The English garden or landscape garden – a new way of looking Nature


The English garden , also called the English landscape garden was a style of garden that emerged in England in the early 18th century and spread throughout Europe, replacing the jardin à la française.

This new garden style was strongly influenced by literature and philosophy.

english garden | the influence of painting

The design of the new garden was inspired by landscape paintings by Claude Lorrain (1600-1682) and Nicolas Poussin (ca.1594-1665).

They developed an interest for countryside landscapes, encouraging a whole new way of looking at nature while inviting its exploration.

English garden - influenced by Claude Lorrain Apollo and the Muses

Claude Lorrain Apollo and the Muses on Mount Helicon, 1680

english garden | the influence of travels

The images and descriptions, made by European travelers and missionaries, of the gardens of the old Chinese empire, which had as a basic characteristic the irregularity, the lack of symmetry of the paths and the non-use of topiary, also had an influence on the English garden .
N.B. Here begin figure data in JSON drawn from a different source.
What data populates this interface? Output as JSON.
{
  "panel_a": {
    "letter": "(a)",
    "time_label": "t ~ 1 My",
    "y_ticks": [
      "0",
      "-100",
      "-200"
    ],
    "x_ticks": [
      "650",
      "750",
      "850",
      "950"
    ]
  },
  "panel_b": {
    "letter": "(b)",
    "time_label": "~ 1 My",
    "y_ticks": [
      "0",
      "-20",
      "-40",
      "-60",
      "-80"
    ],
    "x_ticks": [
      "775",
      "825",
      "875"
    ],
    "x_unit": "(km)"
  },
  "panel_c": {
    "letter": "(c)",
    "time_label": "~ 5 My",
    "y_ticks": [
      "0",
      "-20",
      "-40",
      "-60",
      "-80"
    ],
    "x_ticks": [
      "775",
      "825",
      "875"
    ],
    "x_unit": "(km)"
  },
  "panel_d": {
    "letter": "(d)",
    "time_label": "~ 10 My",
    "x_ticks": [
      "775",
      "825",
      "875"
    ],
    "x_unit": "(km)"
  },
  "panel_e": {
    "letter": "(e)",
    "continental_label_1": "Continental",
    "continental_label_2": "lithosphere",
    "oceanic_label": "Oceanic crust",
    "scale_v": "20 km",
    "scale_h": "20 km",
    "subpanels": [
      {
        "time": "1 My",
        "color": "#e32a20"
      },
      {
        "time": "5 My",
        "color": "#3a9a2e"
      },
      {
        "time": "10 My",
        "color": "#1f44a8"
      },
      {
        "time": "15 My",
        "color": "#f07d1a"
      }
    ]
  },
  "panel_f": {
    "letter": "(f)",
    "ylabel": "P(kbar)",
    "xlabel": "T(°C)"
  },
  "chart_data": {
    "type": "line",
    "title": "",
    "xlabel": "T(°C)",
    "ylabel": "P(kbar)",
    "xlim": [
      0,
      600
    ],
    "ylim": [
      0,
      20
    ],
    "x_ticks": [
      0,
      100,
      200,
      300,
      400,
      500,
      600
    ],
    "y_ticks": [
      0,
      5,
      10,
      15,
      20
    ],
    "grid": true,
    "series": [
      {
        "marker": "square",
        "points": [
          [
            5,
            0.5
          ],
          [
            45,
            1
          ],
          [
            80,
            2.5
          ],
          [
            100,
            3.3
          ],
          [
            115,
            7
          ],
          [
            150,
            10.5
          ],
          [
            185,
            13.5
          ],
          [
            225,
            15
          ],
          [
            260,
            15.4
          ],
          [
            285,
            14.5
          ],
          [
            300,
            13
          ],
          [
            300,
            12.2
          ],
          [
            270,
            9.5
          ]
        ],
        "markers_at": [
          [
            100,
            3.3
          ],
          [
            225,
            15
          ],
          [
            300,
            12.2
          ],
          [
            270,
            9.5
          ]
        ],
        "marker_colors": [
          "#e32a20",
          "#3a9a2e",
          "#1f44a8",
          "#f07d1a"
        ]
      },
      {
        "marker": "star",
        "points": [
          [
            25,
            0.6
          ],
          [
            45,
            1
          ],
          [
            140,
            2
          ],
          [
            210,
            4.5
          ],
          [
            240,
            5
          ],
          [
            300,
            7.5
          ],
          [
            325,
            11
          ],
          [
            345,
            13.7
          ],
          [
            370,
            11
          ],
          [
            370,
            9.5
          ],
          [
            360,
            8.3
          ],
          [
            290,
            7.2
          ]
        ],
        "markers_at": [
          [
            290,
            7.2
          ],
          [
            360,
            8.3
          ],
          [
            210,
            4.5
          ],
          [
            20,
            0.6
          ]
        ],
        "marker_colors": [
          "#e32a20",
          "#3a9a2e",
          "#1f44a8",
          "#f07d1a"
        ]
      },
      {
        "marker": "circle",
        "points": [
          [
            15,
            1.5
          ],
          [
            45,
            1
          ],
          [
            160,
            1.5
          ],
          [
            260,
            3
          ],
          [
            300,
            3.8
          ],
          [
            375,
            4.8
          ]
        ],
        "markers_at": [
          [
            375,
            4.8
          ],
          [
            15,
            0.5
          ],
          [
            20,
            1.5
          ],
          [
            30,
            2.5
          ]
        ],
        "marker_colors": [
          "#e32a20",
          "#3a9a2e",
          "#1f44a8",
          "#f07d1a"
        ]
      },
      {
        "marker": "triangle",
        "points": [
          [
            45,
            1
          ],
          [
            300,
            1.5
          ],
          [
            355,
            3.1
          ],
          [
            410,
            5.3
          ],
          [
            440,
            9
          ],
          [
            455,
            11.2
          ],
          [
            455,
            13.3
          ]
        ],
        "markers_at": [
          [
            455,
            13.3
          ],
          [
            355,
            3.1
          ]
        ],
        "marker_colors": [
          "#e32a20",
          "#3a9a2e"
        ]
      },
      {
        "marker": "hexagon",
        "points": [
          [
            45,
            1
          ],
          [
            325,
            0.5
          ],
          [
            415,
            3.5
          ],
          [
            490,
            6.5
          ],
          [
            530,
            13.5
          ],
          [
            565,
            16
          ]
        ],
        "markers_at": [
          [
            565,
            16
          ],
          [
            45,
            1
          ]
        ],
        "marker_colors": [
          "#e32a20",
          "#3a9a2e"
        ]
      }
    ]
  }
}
english garden | the romanticism

In addition to these contributions to the development of the new style, the 18th century was marked by the Romantic movement.

It valued feelings, subjectivity, emotion, spontaneity, individual expression, and the search to highlight the beauty of nature and theInterpretation of masterpieces of Neoclassicism and Romanticism natural landscape.

The idea that beauty was found in the natural and free, and not in the artificial and forced of the French parterres, contributed to the birth of the new garden style.

english garden | the concept

A proposal was developed to create an ideal English landscape, in which the natural landscape was recreated through a harmonious reaction between it and the built elements.

A different concept in relation to nature emerged, in which man did not impose himself, but rather sought to harmonize with and admire nature.

The English garden thus emerged as a revolution and opposition against the rigid patterns, symmetry, and richness of detail of the Baroque and Renaissance style.

It proclaimed above all the landscape and the rejection of symmetry, whose aim was no longer to control nature, but to enjoy it.

english garden | the sructure

The English landscape garden was centered on the country house, which was designed not to be admired from the residence, but to be walked through.

By having an asymmetrical orientation, the English garden allowed for a sense of discovery, mystery, and surprise.

The garden’s paths were meant to surprise the walker, leading him to enjoy the landscape as if it was a succession of sceneries that are discovered during a walk.

These scenarios were created and arranged around a specific point of view, highlighting an important element that could be a lake, a temple, or a tree.

Stourhead Garden english garden

Detail of Stourhead Garden, England

Stourhead gardens in this link.

english garden | the architecture

The architectural elements present in this type of garden have a relationship with classical antiquity, but not only.

We find temples, bridges, tombs, obelisks, ruins, Gothic chapels.

And also more exotic forms such as the pagodas, kiosks, and Chinese pavilions that characterized the Anglo-Chinese style.

Stowe Garden english garden

Stowe Garden, Hawkwell Field, with Gothic Temple, Cobham Monument & Palladian Bridge

Stowe gardens in this link.

Bridges became the most common architectural element in these gardens, more decorative than useful.

Besides not being such an expensive element to build, they still provided a great view point in the garden and were also widely used to delimit the garden and the natural landscape.

english garden | the “sublime Nature”

The English landscaping also emphasized what was called “sublime nature”, scenarios with wild characteristics, with cliffs, waterfalls, and dead trees that were placed near the architectural elements.

All these elements treated in this way were supposed to give the feeling of walking through an ancient and natural forest, with little or no human intervention.